With its cloud and telemetry mania, Microsoft is coming under increasing fire in the EU because of the general data protection regulation (GDPR). Office 365 isn’t conform to the GDPR – and Windows 10 is also facing data protection investigations. I have been blogging about this topic in since 2015. Within the last four years, Microsoft has had partly improved its data protection policy. Now there are new accusations and an investigation order has been given to the Irish data protection authority – this time for Windows 10.
Dutch data protection authority intervenes
The Dutch data protectors have been focusing on Windows 10 for some time now because of the collection of telemetry data (see the Techcrunch article from October 2017). Now I came across a Reuter article about the following tweet, which deals with the topic again.
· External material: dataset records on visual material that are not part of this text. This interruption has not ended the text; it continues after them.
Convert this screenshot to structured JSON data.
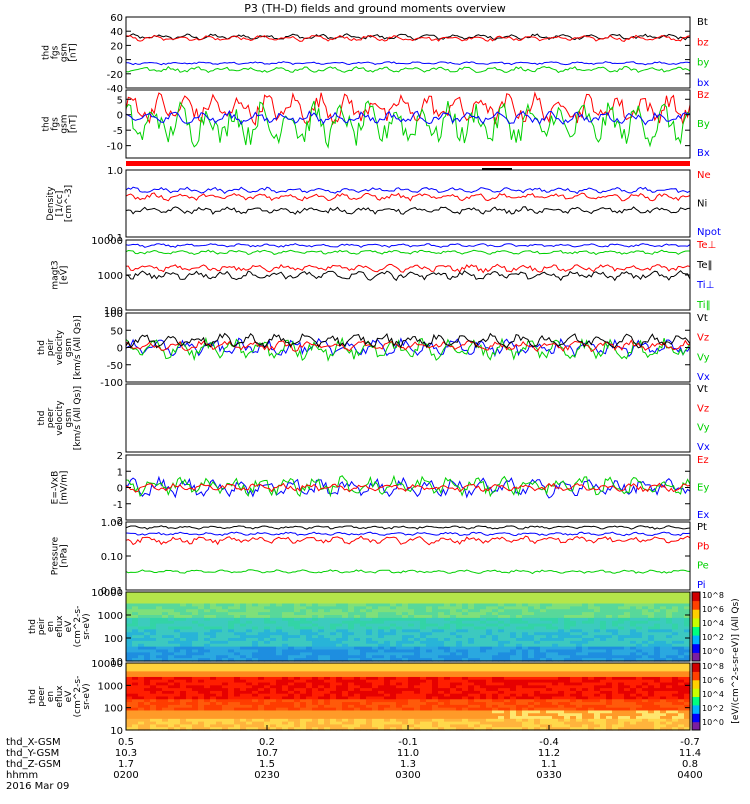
{
  "title": "P3 (TH-D) fields and ground moments overview",
  "colors": {
    "black": "#000000",
    "red": "#ff0000",
    "green": "#00d000",
    "blue": "#0000ff"
  },
  "chart_data": [
    {
      "type": "line",
      "name": "fgs_gsm",
      "ylabel": [
        "thd",
        "fgs",
        "gsm",
        "[nT]"
      ],
      "ylim": [
        -40,
        60
      ],
      "ticks": [
        "60",
        "40",
        "20",
        "0",
        "-20",
        "-40"
      ],
      "tick_values": [
        60,
        40,
        20,
        0,
        -20,
        -40
      ],
      "legend": [
        {
          "label": "Bt",
          "color": "black"
        },
        {
          "label": "bz",
          "color": "red"
        },
        {
          "label": "by",
          "color": "green"
        },
        {
          "label": "bx",
          "color": "blue"
        }
      ],
      "series": [
        {
          "name": "Bt",
          "color": "black",
          "mean": 32,
          "amp": 4
        },
        {
          "name": "bz",
          "color": "red",
          "mean": 30,
          "amp": 4
        },
        {
          "name": "bx",
          "color": "blue",
          "mean": -5,
          "amp": 2
        },
        {
          "name": "by",
          "color": "green",
          "mean": -14,
          "amp": 4
        }
      ]
    },
    {
      "type": "line",
      "name": "fgs_dsl",
      "ylabel": [
        "thd",
        "fgs",
        "gsm",
        "[nT]"
      ],
      "ylim": [
        -14,
        8
      ],
      "ticks": [
        "5",
        "0",
        "-5",
        "-10"
      ],
      "tick_values": [
        5,
        0,
        -5,
        -10
      ],
      "legend": [
        {
          "label": "Bz",
          "color": "red"
        },
        {
          "label": "By",
          "color": "green"
        },
        {
          "label": "Bx",
          "color": "blue"
        }
      ],
      "series": [
        {
          "name": "Bz",
          "color": "red",
          "mean": 2,
          "amp": 5
        },
        {
          "name": "By",
          "color": "green",
          "mean": -3,
          "amp": 7
        },
        {
          "name": "Bx",
          "color": "blue",
          "mean": -1,
          "amp": 2
        }
      ]
    },
    {
      "type": "line",
      "name": "density",
      "ylabel": [
        "Density",
        "[1/cc]",
        "[cm^-3]"
      ],
      "ylim": [
        0.1,
        1.0
      ],
      "log": true,
      "ticks": [
        "1.0",
        "0.1"
      ],
      "tick_values": [
        1.0,
        0.1
      ],
      "legend": [
        {
          "label": "Ne",
          "color": "red"
        },
        {
          "label": "Ni",
          "color": "black"
        },
        {
          "label": "Npot",
          "color": "blue"
        }
      ],
      "series": [
        {
          "name": "Npot",
          "color": "blue",
          "mean": 0.5,
          "amp": 0.05
        },
        {
          "name": "Ne",
          "color": "red",
          "mean": 0.4,
          "amp": 0.05
        },
        {
          "name": "Ni",
          "color": "black",
          "mean": 0.25,
          "amp": 0.03
        }
      ]
    },
    {
      "type": "line",
      "name": "temperature",
      "ylabel": [
        "magt3",
        "[eV]"
      ],
      "ylim": [
        100,
        10000
      ],
      "log": true,
      "ticks": [
        "10000",
        "1000",
        "100"
      ],
      "tick_values": [
        10000,
        1000,
        100
      ],
      "legend": [
        {
          "label": "Te⊥",
          "color": "red"
        },
        {
          "label": "Te‖",
          "color": "black"
        },
        {
          "label": "Ti⊥",
          "color": "blue"
        },
        {
          "label": "Ti‖",
          "color": "green"
        }
      ],
      "series": [
        {
          "name": "Ti⊥",
          "color": "blue",
          "mean": 7000,
          "amp": 800
        },
        {
          "name": "Ti‖",
          "color": "green",
          "mean": 4500,
          "amp": 600
        },
        {
          "name": "Te⊥",
          "color": "red",
          "mean": 1600,
          "amp": 400
        },
        {
          "name": "Te‖",
          "color": "black",
          "mean": 1000,
          "amp": 300
        }
      ]
    },
    {
      "type": "line",
      "name": "pier_velocity",
      "ylabel": [
        "thd",
        "peir",
        "velocity",
        "gsm",
        "[km/s (All Qs)]"
      ],
      "ylim": [
        -100,
        100
      ],
      "ticks": [
        "100",
        "50",
        "0",
        "-50",
        "-100"
      ],
      "tick_values": [
        100,
        50,
        0,
        -50,
        -100
      ],
      "legend": [
        {
          "label": "Vt",
          "color": "black"
        },
        {
          "label": "Vz",
          "color": "red"
        },
        {
          "label": "Vy",
          "color": "green"
        },
        {
          "label": "Vx",
          "color": "blue"
        }
      ],
      "series": [
        {
          "name": "Vx",
          "color": "blue",
          "mean": 0,
          "amp": 25
        },
        {
          "name": "Vy",
          "color": "green",
          "mean": -5,
          "amp": 30
        },
        {
          "name": "Vz",
          "color": "red",
          "mean": 5,
          "amp": 15
        },
        {
          "name": "Vt",
          "color": "black",
          "mean": 20,
          "amp": 20
        }
      ]
    },
    {
      "type": "line",
      "name": "peer_velocity",
      "ylabel": [
        "thd",
        "peer",
        "velocity",
        "gsm",
        "[km/s (All Qs)]"
      ],
      "ylim": [
        -100,
        100
      ],
      "ticks": [],
      "tick_values": [],
      "legend": [
        {
          "label": "Vt",
          "color": "black"
        },
        {
          "label": "Vz",
          "color": "red"
        },
        {
          "label": "Vy",
          "color": "green"
        },
        {
          "label": "Vx",
          "color": "blue"
        }
      ],
      "series": []
    },
    {
      "type": "line",
      "name": "efield",
      "ylabel": [
        "E=-VxB",
        "[mV/m]"
      ],
      "ylim": [
        -2,
        2
      ],
      "ticks": [
        "2",
        "1",
        "0",
        "-1",
        "-2"
      ],
      "tick_values": [
        2,
        1,
        0,
        -1,
        -2
      ],
      "legend": [
        {
          "label": "Ez",
          "color": "red"
        },
        {
          "label": "Ey",
          "color": "green"
        },
        {
          "label": "Ex",
          "color": "blue"
        }
      ],
      "series": [
        {
          "name": "Ex",
          "color": "blue",
          "mean": 0,
          "amp": 0.6
        },
        {
          "name": "Ey",
          "color": "green",
          "mean": 0.1,
          "amp": 0.6
        },
        {
          "name": "Ez",
          "color": "red",
          "mean": 0,
          "amp": 0.25
        }
      ]
    },
    {
      "type": "line",
      "name": "pressure",
      "ylabel": [
        "Pressure",
        "[nPa]"
      ],
      "ylim": [
        0.01,
        1.0
      ],
      "log": true,
      "ticks": [
        "1.00",
        "0.10",
        "0.01"
      ],
      "tick_values": [
        1.0,
        0.1,
        0.01
      ],
      "legend": [
        {
          "label": "Pt",
          "color": "black"
        },
        {
          "label": "Pb",
          "color": "red"
        },
        {
          "label": "Pe",
          "color": "green"
        },
        {
          "label": "Pi",
          "color": "blue"
        }
      ],
      "series": [
        {
          "name": "Pt",
          "color": "black",
          "mean": 0.7,
          "amp": 0.08
        },
        {
          "name": "Pi",
          "color": "blue",
          "mean": 0.45,
          "amp": 0.05
        },
        {
          "name": "Pb",
          "color": "red",
          "mean": 0.3,
          "amp": 0.08
        },
        {
          "name": "Pe",
          "color": "green",
          "mean": 0.035,
          "amp": 0.004
        }
      ]
    },
    {
      "type": "heatmap",
      "name": "peir_flux",
      "ylabel": [
        "thd",
        "peir",
        "en",
        "eflux",
        "eV",
        "(cm^2-s-",
        "sr-eV)"
      ],
      "ylim": [
        10,
        10000
      ],
      "log": true,
      "ticks": [
        "10000",
        "1000",
        "100",
        "10"
      ],
      "tick_values": [
        10000,
        1000,
        100,
        10
      ],
      "cmap": "ions"
    },
    {
      "type": "heatmap",
      "name": "peer_flux",
      "ylabel": [
        "thd",
        "peer",
        "en",
        "eflux",
        "eV",
        "(cm^2-s-",
        "sr-eV)"
      ],
      "ylim": [
        10,
        10000
      ],
      "log": true,
      "ticks": [
        "10000",
        "1000",
        "100",
        "10"
      ],
      "tick_values": [
        10000,
        1000,
        100,
        10
      ],
      "cmap": "electrons"
    }
  ],
  "colorbar": {
    "label": "[eV/(cm^2-s-sr-eV)] (All Qs)",
    "ticks_top": [
      "10^8",
      "10^6",
      "10^4",
      "10^2",
      "10^0"
    ],
    "ticks_bot": [
      "10^8",
      "10^6",
      "10^4",
      "10^2",
      "10^0"
    ]
  },
  "xaxis": {
    "rows": [
      {
        "label": "thd_X-GSM",
        "values": [
          "0.5",
          "0.2",
          "-0.1",
          "-0.4",
          "-0.7"
        ]
      },
      {
        "label": "thd_Y-GSM",
        "values": [
          "10.3",
          "10.7",
          "11.0",
          "11.2",
          "11.4"
        ]
      },
      {
        "label": "thd_Z-GSM",
        "values": [
          "1.7",
          "1.5",
          "1.3",
          "1.1",
          "0.8"
        ]
      },
      {
        "label": "hhmm",
        "values": [
          "0200",
          "0230",
          "0300",
          "0330",
          "0400"
        ]
      }
    ],
    "date": "2016 Mar 09"
  }
}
“Microsoft has complied with the agreements made,” DPA said. “However, the check also brought to light that Microsoft is remotely collecting other data from users. As a result, Microsoft is still potentially in breach of privacy rules.” https://t.co/yEXd5EIn9q
— Rayna ¯\_(ツ)_/¯ (@MaliciaRogue) August 27, 2019
The Dutch Data Protection Agency (DPA) alleges that Microsoft still collects remote data from users of Windows Home and Windows Pro, possibly in violation of EU data protection legislation (GDPR).
Audit reveals irregularities
This year the Dutch DPA has taken an audit on Windows 10 again, after Microsoft was asked last year to improve its data protection. The auditors have found the practices , which probably is a violation of GDPR.
“Microsoft is permitted to process personal data if consent has been given in the correct way,” the watch guard writes. “We’ve found that Microsoft collect diagnostic and non-diagnostic data. We’d like to know if it is necessary to collect the non-diagnostic data and if users are well informed about this.
Does Microsoft collect more data than they need to (think about dataminimalization as a base principle of the GDPR). Those questions can only be answered after further examination.”
Irish data protection authority contacted
The Dutch regulator informed Reuters that it had passed on its findings to its counterpart in Ireland, where Microsoft has its headquarters. The Irish Data Protection Committee (DPC) confirmed that it had received the information from the Dutch regulators last month to TechCrunch.
“Since then the DPC has been liaising with the Dutch DPA to further this matter. The DPC has had preliminary engagement with Microsoft and, with the assistance of the Dutch authority, we will shortly be engaging further with Microsoft to seek substantive responses on the concerns raised.”
Techchrunch has published here an extended statement from Microsoft. This means that Microsoft is once again in the focus of data protection commissioners. This articles from Forbes also covers that issue.